In the winter of our lives, we must build a sanctuary. This is well known by the Danes, who each year endure the whittling of daylight to less than seven hours a day. To cope, they retreat indoors to a ‘hygge’ way of living. Stemming from the 16th century Norwegian term ‘hugga’ meaning comfort or consolation, hygge has no direct English translation – but it is innately familiar. Hygge is a crackling fire on a stormy night, hot tea on a frosty morning, and cocooning in the company of art.


John Olsen, 'Foggy Morning'

Have a cold? Try “tea and hygge”, say Danish doctors. 

Whether you’re sheltering from the chill or embracing your inner homebody, look to hygge. Wholesome, nourishing and meaningful, the hygge mindset sees the place we eat, sleep and perhaps now work as entwined with wellbeing. To make one’s home hygge, is to populate it with items that incite pleasure, hope and comfort, even on the darkest days. 
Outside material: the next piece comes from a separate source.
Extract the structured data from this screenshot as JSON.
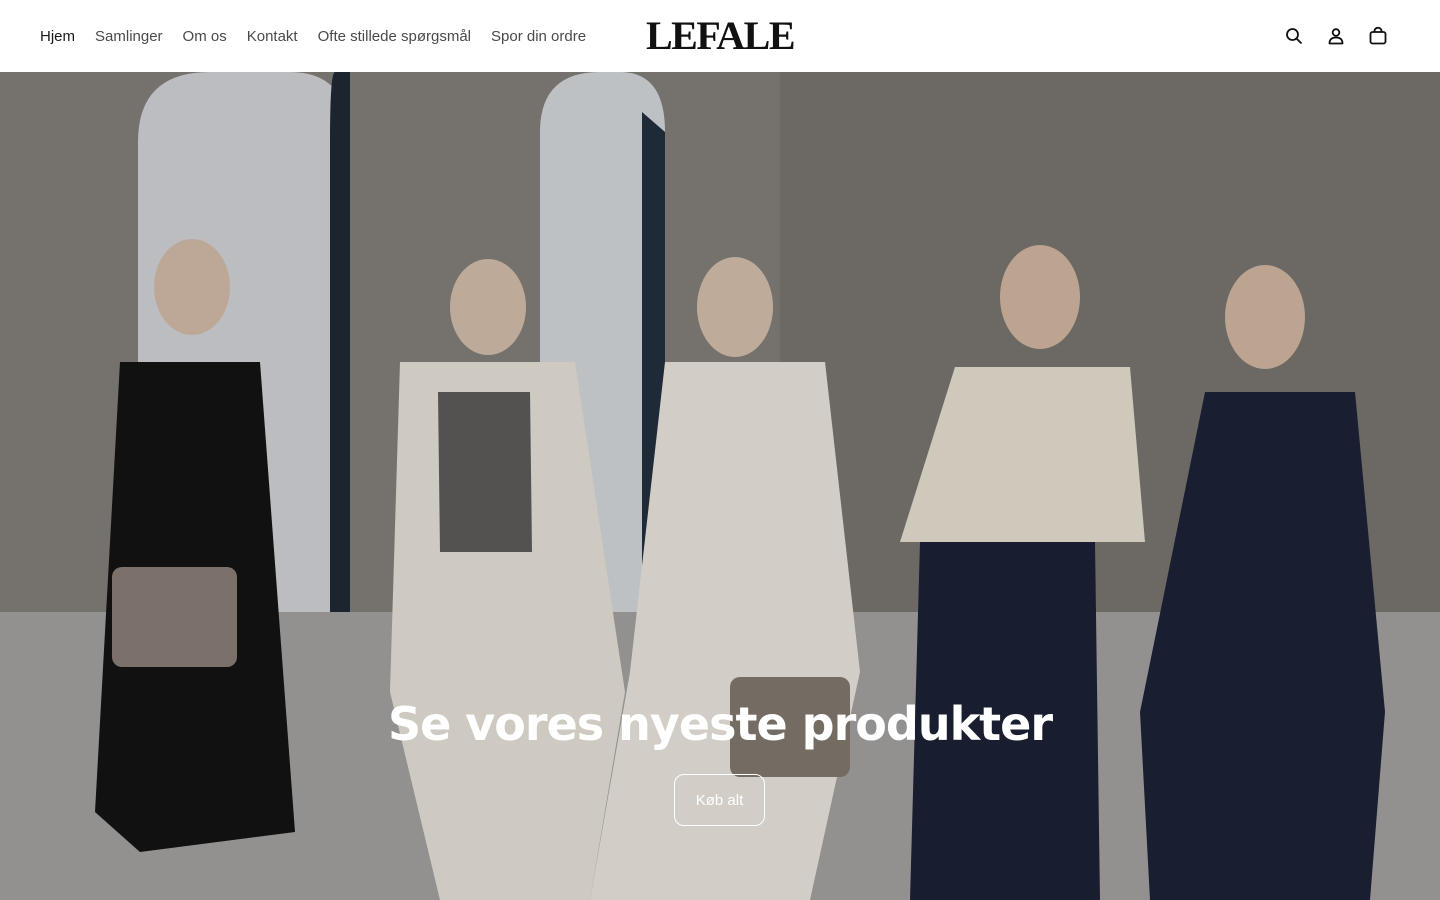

Hygge pulls away from the mass produced and impersonal. It celebrates items which tell a story, make you feel at ease and revive a space. Because we must stay at home, hygge calls for art to bring the outdoors in. Lesbia Thorpe’s ‘Terraced Houses, Royal Parade’ does this, miraculously rendering Melbourne’s stubborn winter cosy. 


Lesbia Thorpe, 'Terraced Houses, Royal Parade'

Warm tones are also hygge. As are works which celebrate the intimate, simple and gentle. In his work, Charles Blackman repeatedly invokes the delights of ordinary life. A compulsive creator, he takes inspiration as much from epic themes as a woman with flowers.  

Like the adage says, home is where the heart is – so make your home a sanctuary. Embrace the hygge philosophy and travel inward to build that art collection you have always dreamed of. 



“The hard-earned lesson of frigid Scandinavian winters is that there’s no such thing as bad weather, only unsuitable clothes – that all you really need to get through difficult times is shelter and sustenance, kith and kin.”